Я постучал в дверь, и моим костяшкам она показалась свинцовой. Солдат, ее открывший, секунду разглядывал меня, точно мое явление удивило его. Я сказал, что мне назначена встреча, и он впустил меня и направил вверх по лестнице, обшитой панелями красного дерева, мимо распахнутой двери в кабинет, где толпились высокие книжные шкафы. Справа деревянная табличка на закрытой двери гласила:
ВРАЧЕБНЫЙ КАБИНЕТ
ПРИЕМНАЯ
Взбираясь по ступенькам, я распознал едкие миазмы, словно воспарявшие от плюшевого ковра. Стремившись к лестничной площадке, я почти не дышал. Оттуда я разглядел обшитый деревом коридор и шесть дверей. Из одной выступила медсестра; жестоколицая женщина с колообразным телом, что крепилось налево. В отличие от солдата, медсестра не удивилась.
— У вас ровно час, — сказала она. — Он и помирать отказывается, потому как с вами хотел поговорить. — Она протиснулась мимо меня (такое тело создано, чтобы протискиваться) вниз по лестнице. Я включил диктофон и направился в комнату, откуда вышла медсестра.
Доктор Рэнкин восседал на кровати под балдахином. Вся комната — сплошное красное дерево. Единственное окно заперто накрепко; тепло, пахнет сильно и прогоркло. На тумбочке под лампой я увидел экземпляр рукописи Айкена, а на ней очки-полумесяцы в серебряной оправе.
Доброе утро, — сказала я, поскольку он меня не заметил. — Доктор Рэнкин?
Он поднял голову и улыбнулся:
— И вам доброе утро, какашка куриная.
Меня такое приветствие от совершеннейшего незнакомца изумило — а кого бы не изумило? Впрочем, комиссар Блэр предупредил меня, что таким вот образом подействовал на эскулапа яд: доктор Рэнкин пересыпал свои тирады детской руганью, о чем, судя по всему, сам и понятия не имел.
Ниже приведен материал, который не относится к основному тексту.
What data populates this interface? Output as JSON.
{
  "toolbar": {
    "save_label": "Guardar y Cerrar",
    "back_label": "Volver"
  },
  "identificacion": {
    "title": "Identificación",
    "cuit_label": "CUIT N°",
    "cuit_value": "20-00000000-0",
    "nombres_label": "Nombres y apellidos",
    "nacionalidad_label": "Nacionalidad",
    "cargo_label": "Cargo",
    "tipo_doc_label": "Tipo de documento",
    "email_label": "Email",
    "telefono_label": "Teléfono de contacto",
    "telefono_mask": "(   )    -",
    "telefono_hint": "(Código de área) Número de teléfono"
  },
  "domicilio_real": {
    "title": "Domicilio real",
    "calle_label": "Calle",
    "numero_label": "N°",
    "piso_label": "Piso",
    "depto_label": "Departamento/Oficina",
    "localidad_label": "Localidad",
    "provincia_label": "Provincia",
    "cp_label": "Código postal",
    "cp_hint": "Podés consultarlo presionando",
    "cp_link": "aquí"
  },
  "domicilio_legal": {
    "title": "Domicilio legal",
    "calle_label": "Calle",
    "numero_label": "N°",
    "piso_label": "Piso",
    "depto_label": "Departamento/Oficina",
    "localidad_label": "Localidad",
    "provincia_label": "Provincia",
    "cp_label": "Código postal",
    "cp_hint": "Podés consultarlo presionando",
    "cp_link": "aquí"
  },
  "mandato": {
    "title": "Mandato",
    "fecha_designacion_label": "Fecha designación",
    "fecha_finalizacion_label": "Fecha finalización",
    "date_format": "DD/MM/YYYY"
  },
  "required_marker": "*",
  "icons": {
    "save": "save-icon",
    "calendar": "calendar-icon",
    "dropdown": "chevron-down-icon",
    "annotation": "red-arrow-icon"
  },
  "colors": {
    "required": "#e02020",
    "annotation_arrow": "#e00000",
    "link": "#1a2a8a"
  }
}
Поэтому я смолчал, лишь пригляделся внимательнее. Маленькая голова, волосы отливают сталью и густы для человека, которому уже за семьдесят. Черная пижама — кажется, шелковая.
— Я бы предложил вам стаканчик чего-нибудь, горшок зассанный; но у меня больше нет служанки. Умерла на той неделе. — Голос его был тонок, но полон сил; улыбаясь, доктор скалил зубы, желтые, как и глаза.
Интересно, отчего Айкен так перед ним трепетал. Кем бы ни был доктор Рэнкин прежде, ныне это лишь умирающий человечек.
— Вы говорили с остальными, да, клизма давленая? Думаете, всё на свете стали понимать? — Его язык высуггулся из крошечного рта, и я представил себе затычку в сливе бочки. — А если я вам скажу, что ничего-то вы и не поняли, дятел безмозглый?
Оскорбления эти по большей части излагались предельно вежливо. Но теперь беседа сменила направление, точно краб попятился, и голос стал резче — впрочем, этого не скажешь о лексиконе.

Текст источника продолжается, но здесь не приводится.